Ripped and Torn was recorded by Randy Randall of No Age, a highly regarded DIY band that, like Lifeguard, represented a music movement, but one in the early ‘00s based out of the Los Angeles all-ages venue The Smell. The album sounds scuzzy and punchy all at once, like it's being played through a boombox in a concrete room. No sleek, shiny production. “We can make whatever record we want,” Slater says. “It can be as crazy and as screwed up as we want it to be and the concern has never been like, ‘Is this going to rake in enough dollars?’”

From the success the band has had already, landing a record deal while still in high school, to Slater producing Stranger Things Finn Wolfhard’s debut album Happy Birthday, it's clear the kids are looking for something unpolished and real. What is most important to Lifeguard is not the accolades or whatever exciting triumphs are on the horizon, but preserving their counterculture.
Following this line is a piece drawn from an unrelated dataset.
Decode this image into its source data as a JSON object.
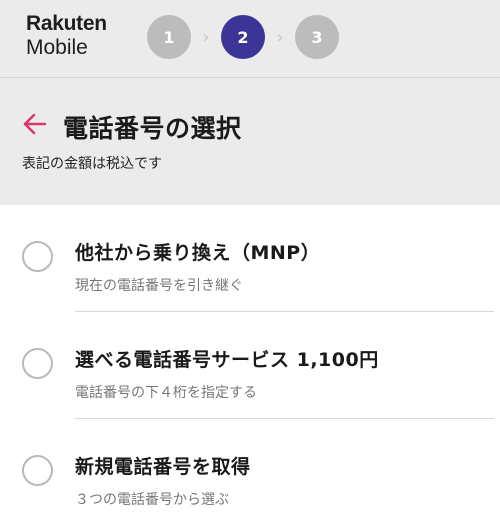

Slater says they don't consider themselves “rock gods,” or that they are “carrying the torch,” but more simply: “We're people that really, really care about the DIY scene. It’s something that you really have to work hard to keep alive.” And you have to believe them. When prompted about another rock cliche — the major label deal —Slater emphatically affirms, “If we got a record contract from Capitol today, I promise you we would not take that shit. We really do not care about being on a TikTok label.”